Felienne asked us two questions:
One answer to “what is programming like?” is writing.
I’ve used it a lot, so I think programming as writing is a pretty robust metaphor.
Baker Franke - teachability and learnability
Another person I was delighted to meet was Baker Franke of code.org, who it turns out worked on the Exploring Computer Science (ECS) project before I joined it as a graduate student. At some point, I used the phrase “data the students can see themselves in” and he mentioned he’d written something about that in the early ECS curriculum. I’m now certain that’s where this idea (which I have fully integrated into my worldview) came from. It’s always fun to pin down those influences.

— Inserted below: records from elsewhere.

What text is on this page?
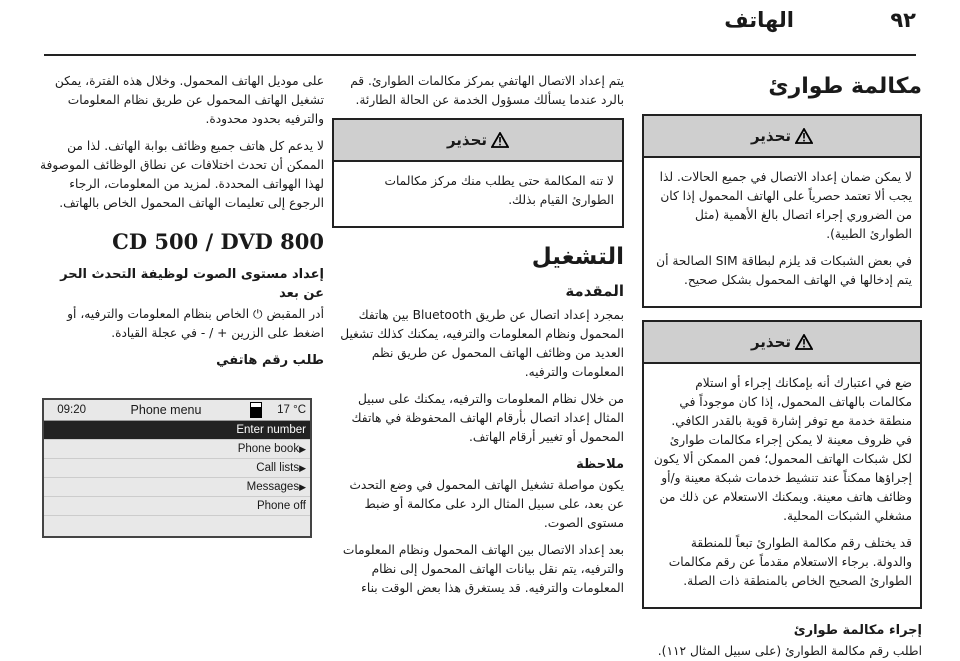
٩٢
الهاتف
مكالمة طوارئ
تحذير

لا يمكن ضمان إعداد الاتصال في جميع الحالات. لذا يجب ألا تعتمد حصرياً على الهاتف المحمول إذا كان من الضروري إجراء اتصال بالغ الأهمية (مثل الطوارئ الطبية).

في بعض الشبكات قد يلزم لبطاقة SIM الصالحة أن يتم إدخالها في الهاتف المحمول بشكل صحيح.

تحذير

ضع في اعتبارك أنه بإمكانك إجراء أو استلام مكالمات بالهاتف المحمول، إذا كان موجوداً في منطقة خدمة مع توفر إشارة قوية بالقدر الكافي. في ظروف معينة لا يمكن إجراء مكالمات طوارئ لكل شبكات الهاتف المحمول؛ فمن الممكن ألا يكون إجراؤها ممكناً عند تنشيط خدمات شبكة معينة و/أو وظائف هاتف معينة. ويمكنك الاستعلام عن ذلك من مشغلي الشبكات المحلية.

قد يختلف رقم مكالمة الطوارئ تبعاً للمنطقة والدولة. برجاء الاستعلام مقدماً عن رقم مكالمات الطوارئ الصحيح الخاص بالمنطقة ذات الصلة.

إجراء مكالمة طوارئ

اطلب رقم مكالمة الطوارئ (على سبيل المثال ١١٢).

يتم إعداد الاتصال الهاتفي بمركز مكالمات الطوارئ. قم بالرد عندما يسألك مسؤول الخدمة عن الحالة الطارئة.

تحذير

لا تنه المكالمة حتى يطلب منك مركز مكالمات الطوارئ القيام بذلك.

التشغيل
المقدمة

بمجرد إعداد اتصال عن طريق Bluetooth بين هاتفك المحمول ونظام المعلومات والترفيه، يمكنك كذلك تشغيل العديد من وظائف الهاتف المحمول عن طريق نظم المعلومات والترفيه.

من خلال نظام المعلومات والترفيه، يمكنك على سبيل المثال إعداد اتصال بأرقام الهاتف المحفوظة في هاتفك المحمول أو تغيير أرقام الهاتف.

ملاحظة

يكون مواصلة تشغيل الهاتف المحمول في وضع التحدث عن بعد، على سبيل المثال الرد على مكالمة أو ضبط مستوى الصوت.

بعد إعداد الاتصال بين الهاتف المحمول ونظام المعلومات والترفيه، يتم نقل بيانات الهاتف المحمول إلى نظام المعلومات والترفيه. قد يستغرق هذا بعض الوقت بناء

على موديل الهاتف المحمول. وخلال هذه الفترة، يمكن تشغيل الهاتف المحمول عن طريق نظام المعلومات والترفيه بحدود محدودة.

لا يدعم كل هاتف جميع وظائف بوابة الهاتف. لذا من الممكن أن تحدث اختلافات عن نطاق الوظائف الموصوفة لهذا الهواتف المحددة. لمزيد من المعلومات، الرجاء الرجوع إلى تعليمات الهاتف المحمول الخاص بالهاتف.

CD 500 / DVD 800
إعداد مستوى الصوت لوظيفة التحدث الحر عن بعد

أدر المقبض ⏻ الخاص بنظام المعلومات والترفيه، أو اضغط على الزرين + / - في عجلة القيادة.

طلب رقم هاتفي
09:20	Phone menu	17 °C
Enter number
Phone book ▶
Call lists ▶
Messages ▶
Phone off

Franke’s talk was also great, and teased out the subtle differences between learnability and teachability of a language.
We’ve been expanding our definition of language properties at #dagstuhl. @bakerfranke adding “teachability,” although he says this might not be a problem for language designers but a problem of pedagogy. pic.twitter.com/b1HlrgUJyH— Amelia McNamara (@AmeliaMN) February 7, 2018
He echoed my feeling that consistency in teaching is so important (the reason why I teach only one R syntax in my intro classes)
He also has an idea about scaffolding in language design,
This was just a selection of the talks that related most directly to my interests. If you want to see the rest of them, they are posted on the seminar materials page, and for more context on the people who attended (not all of whom presented), you can read everyone’s introductory slide, and check out the twitter list I made of all the participants who are on twitter.
More than talks
But, of course the point of the Dagstuhl was not just talks. It was making connections with other researchers. At every meal, we were assigned random seats to help us meet more people. We had structured time to think about programming language design studies we would like to see (thanks, Baker!) and time to discuss in groups. At the end of the last day, we developed a massive spreadsheet of current projects, future projects, and resources. I can see at least five potential projects I might lead or become involved with. The types of things I think about in terms of teaching statistics and R seemed to fit right in with the questions others at the workshop were asking– a novel feeling!
I know I’m not the only one who feels this way. Several other folks have already written up their thoughts on the seminar, including Andy Ko, Brett Becker, and of course Felienne’s liveblogging. Johannes Hofmeister captured his ideas on video,
Me, trying to capture all my ideas from the Dagstuhl seminar. Not a time lapse, actual speed of thoughts :D pic.twitter.com/kDolr7e8gb— Johannes Hofmeister (@pro_cessor) February 11, 2018
I can’t wait to see where things go from here.